A caracterização do ontos on, i. e., daquilo que verifica sumamente o sentido de ser, como aei on, denota o mesmo predomínio da concepção naturalística do tempo. De fato, também a eternidade das essências como nunc stans é entendida a partir do tempo. Outro sinal deste fenômeno fornece a fórmula to ti en einai, usada por Aristóteles para designar a quididade. A forma temporal do verbo serve para exprimir a prioridade ou anterioridade da essência em relação ao ente e, ao mesmo tempo, a sua intemporalidade como presença constante. Enfim, quando a tradição ontológica se refere ao ser do ente como prius e a priori, o protesto de que tal determinação nada tem que ver com o tempo não basta para resolver os problemas que a própria expressão levanta.

0 tempo desempenha ainda o papel de critério para a distinção das diversas regiões do ente. É assim que se distingue entre o ente “temporal”, i. e., o processo da natureza e os acontecimentos da história, e o ente “in-temporal”, como as relações espaciais e numéricas, estudadas pela matemática. O conteúdo “atemporal” das proposições, do objeto do intelecto, é contraposto à sucessão “temporal” dos atos de entender humano. Uma linha divisória separa, enfim, toda a natureza mundana e temporal do ente supratemporal, i. e., eterno. Temporal significa, aqui, o que existe no tempo. Os modos de ser do ente são caracterizados em função de sua temporalidade. Isto indica que a própria ideia de ser, que preside a esta classificação, é temporal, se bem que não mais no sentido de “aquilo que existe no tempo”. O ser do que “não existe no tempo” (intemporal, supratemporal) é também temporal neste novo sentido, não simplesmente como uma privação da temporalidade, mas enquanto o horizonte em que se forma a sua ideia é intrinsecamente temporal.

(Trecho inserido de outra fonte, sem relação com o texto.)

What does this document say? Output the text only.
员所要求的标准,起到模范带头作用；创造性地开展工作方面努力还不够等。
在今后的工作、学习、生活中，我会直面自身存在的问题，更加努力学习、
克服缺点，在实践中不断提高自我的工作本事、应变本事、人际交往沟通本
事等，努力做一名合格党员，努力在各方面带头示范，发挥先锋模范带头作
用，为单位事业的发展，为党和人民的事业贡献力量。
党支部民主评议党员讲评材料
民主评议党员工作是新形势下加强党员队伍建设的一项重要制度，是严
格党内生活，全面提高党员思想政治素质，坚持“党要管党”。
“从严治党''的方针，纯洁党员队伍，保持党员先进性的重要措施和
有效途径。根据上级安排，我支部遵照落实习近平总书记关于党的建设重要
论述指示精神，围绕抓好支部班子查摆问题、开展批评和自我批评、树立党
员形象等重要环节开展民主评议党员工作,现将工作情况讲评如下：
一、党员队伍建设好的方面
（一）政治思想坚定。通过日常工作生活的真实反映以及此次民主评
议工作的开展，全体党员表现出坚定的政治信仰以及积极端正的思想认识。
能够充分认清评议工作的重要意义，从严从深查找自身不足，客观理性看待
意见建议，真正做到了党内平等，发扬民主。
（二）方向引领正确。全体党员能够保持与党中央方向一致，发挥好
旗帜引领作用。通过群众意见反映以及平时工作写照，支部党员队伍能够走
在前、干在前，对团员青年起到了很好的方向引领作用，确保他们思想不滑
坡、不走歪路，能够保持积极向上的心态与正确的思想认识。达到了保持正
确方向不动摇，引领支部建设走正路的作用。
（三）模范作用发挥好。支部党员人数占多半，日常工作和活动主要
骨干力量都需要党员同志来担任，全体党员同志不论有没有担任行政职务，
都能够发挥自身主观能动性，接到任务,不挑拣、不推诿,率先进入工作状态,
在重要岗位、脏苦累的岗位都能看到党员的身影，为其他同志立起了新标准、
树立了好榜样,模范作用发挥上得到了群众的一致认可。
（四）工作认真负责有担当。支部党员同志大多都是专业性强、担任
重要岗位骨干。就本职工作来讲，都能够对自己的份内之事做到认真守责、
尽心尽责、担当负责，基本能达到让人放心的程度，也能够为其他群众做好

A ideia tradicional de ser como presença constante é determinada, secretamente, por uma compreensão naturalística do tempo. Sem dar-se conta desta conexão, i. e., da função ontológica fundamental do tempo, a Filosofia grega considerou o tempo como um ente entre outros entes e tentou interpretá-lo a partir da própria ideia de ser, obtida já em função do tempo. A interpretação aristotélica do tempo, baseada na compreensão óbvia e vulgar deste fenômeno, permanece em vigor até nossos dias. A análise kantiana, apesar da subsunção deste fenômeno no sujeito, é orientada completamente pela noção vulgar e tradicional de tempo. O influxo aristotélico também é decisivo, apesar das aparências contrárias, nas interpretações de Hegel e de Bergson.